The IAAF has never commented publicly on the medical details of Semenya’s case. It was also later revealed that South Africa’s track federation asked Semenya to have medical examinations.
Suspended – apparently because of her high testosterone levels – and frustrated with being forced to sit on the sidelines, Semenya turns up at a track meet in Stellenbosch, South Africa and demands to be allowed to run. Organisers, respecting the IAAF suspension, didn’t let her.
In a statement released through her lawyers, she then made clear her feelings:
“I have been subjected to unwarranted and invasive scrutiny of the most intimate and private details of my being,” Semenya said. “Some of the occurrences leading up to and immediately following the Berlin World Championships have infringed on not only my rights as an athlete but also my fundamental and human rights.”
It was one of few occasions where Semenya has spoken publicly about her situation.
In a brief, three-sentence statement, the IAAF announces that Semenya is cleared to compete again against other women, nearly a year after her gold in Berlin.
The IAAF gave no details, only saying: “The process initiated in 2009 in the case of Caster Semenya (RSA) has now been completed.”
The “process” the IAAF referred to is believed to be a course of testosterone-suppressing medication to reduce Semenya’s hormone levels to within the normal female range. She kept her World Championships gold medal and title.
Semenya, likely while taking the hormone medication, wins silver in the 800m at the World Championships in Daegu, South Korea, behind Russia’s Mariya Savinova.
Semenya, a hero back home, carries South Africa’s flag in the opening ceremony at the London Olympics. On the track, she again finishes with silver behind Savinova, the Russian athlete now accused of doping.
But the controversy over Semenya is stirred again when a television commentator suggests she may have lost intentionally to avoid the scrutiny that would come with a gold medal.
Semenya dismisses the suggestion as nonsense.
In terms of results on the track, it’s the toughest period in Semenya’s career. Struggling with injury, and going through multiple coaching changes, Semenya slips down the pecking order in the 800. It’s also speculated that the hormone medication is having an effect on her performances.
In 2014, Semenya’s best time was 2:2.66, a huge seven seconds slower than the personal-best of 1:55.45 she ran in that breakthrough race at the 2009 World Champs.
She didn’t even qualify for the final of the 2015 World Championships a year ago, finishing last in her semi-final.
But a month before those 2015 Worlds, a decision is made in sport’s highest court that has a huge bearing on Semenya’s story.
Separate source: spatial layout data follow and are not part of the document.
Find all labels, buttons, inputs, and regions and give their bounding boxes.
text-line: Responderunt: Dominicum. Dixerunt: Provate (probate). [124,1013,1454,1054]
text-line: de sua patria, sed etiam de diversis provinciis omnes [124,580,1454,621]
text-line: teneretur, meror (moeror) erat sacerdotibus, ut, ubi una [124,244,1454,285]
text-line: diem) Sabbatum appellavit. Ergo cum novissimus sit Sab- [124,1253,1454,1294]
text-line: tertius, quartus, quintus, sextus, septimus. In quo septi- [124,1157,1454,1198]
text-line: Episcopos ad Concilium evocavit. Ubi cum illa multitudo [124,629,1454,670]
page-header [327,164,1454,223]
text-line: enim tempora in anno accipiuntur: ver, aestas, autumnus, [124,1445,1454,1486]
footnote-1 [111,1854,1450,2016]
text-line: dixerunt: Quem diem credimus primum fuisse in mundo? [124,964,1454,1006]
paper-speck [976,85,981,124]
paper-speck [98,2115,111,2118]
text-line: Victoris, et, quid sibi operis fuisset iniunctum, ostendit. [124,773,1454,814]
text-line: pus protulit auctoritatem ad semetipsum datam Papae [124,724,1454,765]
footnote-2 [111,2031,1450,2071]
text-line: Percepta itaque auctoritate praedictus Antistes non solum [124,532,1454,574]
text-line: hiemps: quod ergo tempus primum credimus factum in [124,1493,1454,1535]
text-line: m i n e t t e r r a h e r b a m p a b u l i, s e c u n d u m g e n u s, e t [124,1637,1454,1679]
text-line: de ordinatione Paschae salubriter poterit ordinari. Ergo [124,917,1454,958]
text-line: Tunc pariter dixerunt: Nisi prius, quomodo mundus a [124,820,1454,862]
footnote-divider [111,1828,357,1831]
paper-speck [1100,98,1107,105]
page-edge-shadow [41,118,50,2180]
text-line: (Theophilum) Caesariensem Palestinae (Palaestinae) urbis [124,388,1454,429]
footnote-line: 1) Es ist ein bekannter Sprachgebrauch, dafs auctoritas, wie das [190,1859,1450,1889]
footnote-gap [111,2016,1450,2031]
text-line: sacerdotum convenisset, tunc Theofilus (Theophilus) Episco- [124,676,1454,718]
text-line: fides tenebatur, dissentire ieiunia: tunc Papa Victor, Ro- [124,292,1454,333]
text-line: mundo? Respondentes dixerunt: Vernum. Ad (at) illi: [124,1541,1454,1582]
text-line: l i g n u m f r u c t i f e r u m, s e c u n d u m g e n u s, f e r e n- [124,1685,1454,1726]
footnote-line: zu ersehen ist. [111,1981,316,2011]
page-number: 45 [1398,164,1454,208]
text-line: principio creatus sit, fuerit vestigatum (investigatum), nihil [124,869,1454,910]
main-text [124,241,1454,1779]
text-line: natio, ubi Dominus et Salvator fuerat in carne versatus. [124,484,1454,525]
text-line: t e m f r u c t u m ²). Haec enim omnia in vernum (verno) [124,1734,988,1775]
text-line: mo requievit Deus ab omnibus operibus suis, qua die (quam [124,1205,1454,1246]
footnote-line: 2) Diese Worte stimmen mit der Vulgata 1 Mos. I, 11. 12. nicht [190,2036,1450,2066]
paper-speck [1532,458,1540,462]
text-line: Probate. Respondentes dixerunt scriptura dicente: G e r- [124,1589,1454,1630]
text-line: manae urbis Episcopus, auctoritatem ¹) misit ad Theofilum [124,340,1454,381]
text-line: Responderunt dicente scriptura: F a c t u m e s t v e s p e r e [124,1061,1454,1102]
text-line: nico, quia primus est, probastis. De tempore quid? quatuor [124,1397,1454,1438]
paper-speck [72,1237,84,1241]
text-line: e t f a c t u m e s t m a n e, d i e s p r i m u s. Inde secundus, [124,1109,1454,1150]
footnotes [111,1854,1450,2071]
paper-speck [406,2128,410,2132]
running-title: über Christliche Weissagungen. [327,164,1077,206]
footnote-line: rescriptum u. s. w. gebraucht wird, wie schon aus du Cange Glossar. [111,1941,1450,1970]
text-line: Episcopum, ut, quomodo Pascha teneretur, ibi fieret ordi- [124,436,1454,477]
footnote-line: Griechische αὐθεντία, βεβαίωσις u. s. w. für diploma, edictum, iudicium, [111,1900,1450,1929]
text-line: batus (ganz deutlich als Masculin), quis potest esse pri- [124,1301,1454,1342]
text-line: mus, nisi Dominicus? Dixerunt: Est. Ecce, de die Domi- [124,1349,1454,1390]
The Indian runner Chand opens up about her hyperandrogenism – the only current athlete to do so – and challenges the IAAF on rules that limit women’s naturally-occurring testosterone.
She won a temporary order, and the IAAF was told to drop the rules regulating testosterone until they can show how much of an advantage it gives to athletes.
Semenya, back to the dominating form of 2009 and easily the strongest 800m runner in the world again, runs a personal-best time of 1:55.33 at the Diamond League meet in Monaco.
It’s the fastest anywhere in the world for eight years. She goes even faster at the Rio Olympics.
August 20, 2016:
Semenya wins her first Olympic title, with her victory coming two hours after IAAF President Sebastian Coe, who was at the Olympic Stadium, says the international athletics body will go back to the Court of Arbitration for Sport (CAS) in an attempt to have the testosterone-limiting rules reinstated.